The first is the blip—cost to investors about $6.3 billion on a $6.93 a share drop in Apple (AAPL) shares on July 13—created by research from Consumer Reports that argues that the iPhone4 dropped call issues are the result of a hardware problem.

The second—less visible in light of the furor caused by the Consumer Reports story—is a loss in market share for the iPhone in the three months that ended in May 2010. Research in Motion’s (RIMM) Blackberry was the leading smartphone in the period with a 41.7% share according to comScore. Apple’s market share fell to 24.4%, down from 25.4% in February. Google’s Android platform picked up 4 percentage points to a 13% share.
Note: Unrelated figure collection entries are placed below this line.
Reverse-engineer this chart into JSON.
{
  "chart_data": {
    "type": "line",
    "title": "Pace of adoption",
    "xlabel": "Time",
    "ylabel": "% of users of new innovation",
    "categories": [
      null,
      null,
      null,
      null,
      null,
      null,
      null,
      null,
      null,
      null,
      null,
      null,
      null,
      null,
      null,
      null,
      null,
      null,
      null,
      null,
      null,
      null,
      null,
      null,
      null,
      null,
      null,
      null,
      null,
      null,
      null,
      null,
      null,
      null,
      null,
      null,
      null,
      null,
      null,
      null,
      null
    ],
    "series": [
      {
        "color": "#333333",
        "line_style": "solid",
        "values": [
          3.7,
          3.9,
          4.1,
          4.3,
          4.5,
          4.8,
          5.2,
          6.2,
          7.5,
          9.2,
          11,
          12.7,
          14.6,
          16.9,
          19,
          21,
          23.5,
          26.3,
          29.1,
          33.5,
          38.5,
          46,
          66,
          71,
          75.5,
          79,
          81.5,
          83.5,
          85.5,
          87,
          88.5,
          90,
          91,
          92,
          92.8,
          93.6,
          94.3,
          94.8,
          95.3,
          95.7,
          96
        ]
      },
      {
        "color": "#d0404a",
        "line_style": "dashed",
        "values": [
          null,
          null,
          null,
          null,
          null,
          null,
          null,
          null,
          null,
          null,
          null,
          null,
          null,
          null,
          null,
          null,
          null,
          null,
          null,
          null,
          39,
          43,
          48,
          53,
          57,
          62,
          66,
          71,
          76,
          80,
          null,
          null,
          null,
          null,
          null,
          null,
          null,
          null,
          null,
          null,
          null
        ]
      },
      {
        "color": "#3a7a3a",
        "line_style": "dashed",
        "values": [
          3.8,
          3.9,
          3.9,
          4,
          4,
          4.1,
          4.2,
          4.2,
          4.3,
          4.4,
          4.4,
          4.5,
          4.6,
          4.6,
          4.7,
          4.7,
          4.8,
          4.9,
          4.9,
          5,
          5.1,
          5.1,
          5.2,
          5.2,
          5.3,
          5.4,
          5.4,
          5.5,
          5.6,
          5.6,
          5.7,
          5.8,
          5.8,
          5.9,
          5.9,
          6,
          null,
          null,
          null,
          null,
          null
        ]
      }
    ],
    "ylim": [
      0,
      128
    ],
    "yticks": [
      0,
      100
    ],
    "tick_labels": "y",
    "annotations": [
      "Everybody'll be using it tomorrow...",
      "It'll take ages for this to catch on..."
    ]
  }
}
The cost to Apple of replacing iPhone4 phones, if the problem is a hardware issue, is about $100 million, Sterne Agee estimates. That seems like a small bite of Apple’s $13 billion to $15 billion quarterly revenue run rate

 But a bigger problem than replacement costs is the effect that the bad publicity might have on sales just ahead of the back-to-school and holiday shopping seasons. Apple will need to scurry to get the problem resolved in that time frame, especially given the complexity of Apple’s out-sourced supply chain for the iPhone.

The drop in market share, on the other hand, is likely to fix itself.The best guess among Wall Street analysts and industry observes is that the drop in Apple’s market share in May was a direct result of potential iPhone buyers putting off purchases as they waited for the release of Apple’s new iPhone 4 models.

 If market history repeats itself that dip will be followed by a surge of purchasing as the new models hit the stores.